Testing. The New York Times has a good reference page on covid stats which it keeps updated.

Dr. Mike Yeadon of  the UK wrote convincingly in the fall of 2020 that the standards for PCR testing were so dramatically amplifying the virus found in the sample that it was calling “positive” a tiny bit of virus material that could not make anyone ill. Read his article, The PCR False Positive Pseudo-Epidemic. Pseudo epidemic is right! We should all ask why would the authorities want millions of people to falsely believe they had and could transmit the coronavirus? (Taking control of us and selling vaccines come to mind.)

Many other qualified experts and even the FDA has warned about a procedural problem that can inflate numbers. Basically, the PCR test looks for fragments of virus. One piece of virus will not make you sick. The number actually found had just mathematically been multiplied by up to a trillion times (45 cycles) and called “positive”.  Some critics have claimed that the false positives might be 90%+. The procedure was belatedly made more realistic but not until panic was spread and lockdowns had been justified.

The administration’s go-to coronavirus expert, Anthony Fauci, MD, may have known since July 2020 that most Covid-19 “cases” are not what they are said to be. He explains that the US routinely uses a PCR testing standard of 42-45 cycles [whatever that is?], but any positive test above 35 cycles is a false positive. There may be bits of virus material detected, but the patient does not have enough to be sick or contagious. Doesn’t that mean that much of the hoopla is misguided? Dr. Fauci discussed the issue in this interview video. There is more detail in this news article. Read what Harvard has to say about tests.

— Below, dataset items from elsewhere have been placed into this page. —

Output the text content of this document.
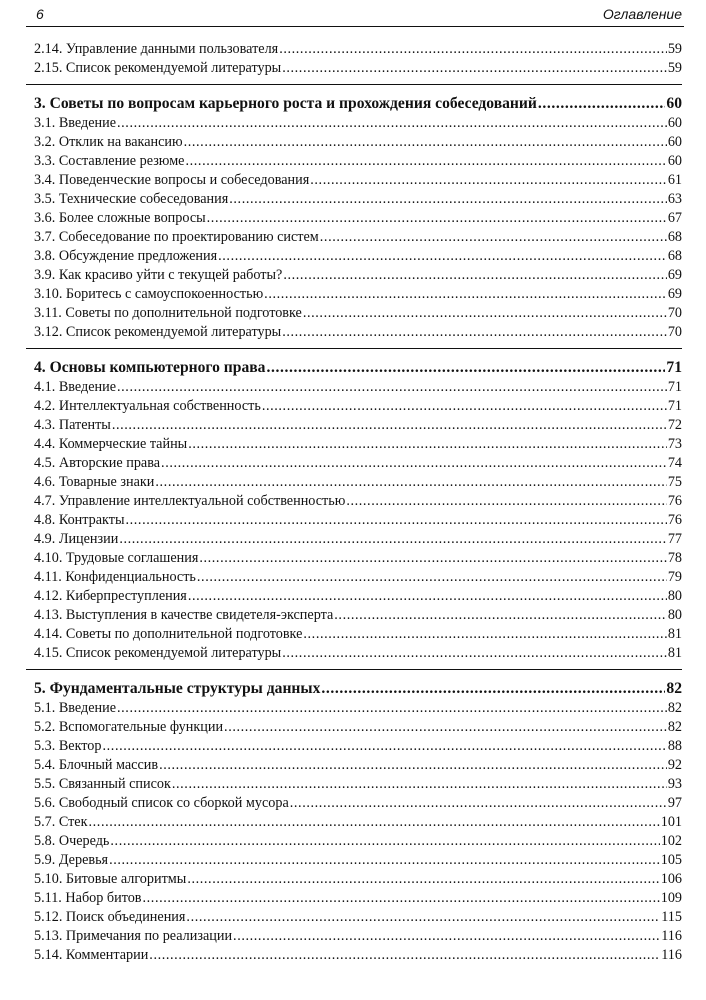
6	Оглавление
2.14. Управление данными пользователя .....	59
2.15. Список рекомендуемой литературы .....	59
3. Советы по вопросам карьерного роста и прохождения собеседований .....	60
3.1. Введение .....	60
3.2. Отклик на вакансию .....	60
3.3. Составление резюме .....	60
3.4. Поведенческие вопросы и собеседования .....	61
3.5. Технические собеседования .....	63
3.6. Более сложные вопросы .....	67
3.7. Собеседование по проектированию систем .....	68
3.8. Обсуждение предложения .....	68
3.9. Как красиво уйти с текущей работы? .....	69
3.10. Боритесь с самоуспокоенностью .....	69
3.11. Советы по дополнительной подготовке .....	70
3.12. Список рекомендуемой литературы .....	70
4. Основы компьютерного права .....	71
4.1. Введение .....	71
4.2. Интеллектуальная собственность .....	71
4.3. Патенты .....	72
4.4. Коммерческие тайны .....	73
4.5. Авторские права .....	74
4.6. Товарные знаки .....	75
4.7. Управление интеллектуальной собственностью .....	76
4.8. Контракты .....	76
4.9. Лицензии .....	77
4.10. Трудовые соглашения .....	78
4.11. Конфиденциальность .....	79
4.12. Киберпреступления .....	80
4.13. Выступления в качестве свидетеля-эксперта .....	80
4.14. Советы по дополнительной подготовке .....	81
4.15. Список рекомендуемой литературы .....	81
5. Фундаментальные структуры данных .....	82
5.1. Введение .....	82
5.2. Вспомогательные функции .....	82
5.3. Вектор .....	88
5.4. Блочный массив .....	92
5.5. Связанный список .....	93
5.6. Свободный список со сборкой мусора .....	97
5.7. Стек .....	101
5.8. Очередь .....	102
5.9. Деревья .....	105
5.10. Битовые алгоритмы .....	106
5.11. Набор битов .....	109
5.12. Поиск объединения .....	115
5.13. Примечания по реализации .....	116
5.14. Комментарии .....	116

It is a bit of a worry that the many (if not all) the swabs jammed up our noses are from China and are saturated with ethylene oxide which the EPA classified as a human carcinogen in December 2016. It can also cause genetic damage. We can only hope that unless you have to have lots of tests (e.g. weekly testing mandated for the un-vaccinated), the amount of exposure is too low to produce these effects.

Antibody-type blood tests can tell you if you are currently ill but are not useful to show immunity after the vaccine. An article by popular writer Jon Rappoport explains it this way: “the vaccine creates specific antibodies against the spike protein, not the virus. If you take the standard antibody test after vaccination, it’ll be useless, because the test isn’t meant to detect antibodies against the spike protein.”

Case #’s. The New York Times has a good reference page on covid stats which it keeps updated. It is seldom mentioned but obvious and logical that the greater number of tests are performed, the more cases will be identified and counted. Therefore, elevated case numbers do not necessarily mean that the problem is growing. Here are some factors that make case numbers hard to interpret:

  • The counts may be lower than reality because millions of people were never tested. E.g., they had mild or no symptoms (that can be up to 80% of infections) or they did not have access to testing. If there indeed have been substantially more cases, that might mean we are closer to “herd immunity” than the numbers would suggest.
  • On the other hand, the case numbers may be massively overstated because:
    • The testing protocol (see Testing above) has been creating an extremely high rate of false positive results.
    • There was no control at the federal level to account for duplication because a person might have had more than one test done at different sites (e.g. one in a drive thru and one at the hospital).
    • Hospitals and clinics may mistakenly label any upper respiratory ailment (e.g. flu, pneumonia or Tuberculosis) as “presumed covid-19”. (They have a financial incentive to do that, because hospitals are paid more for treating covid-19 cases.)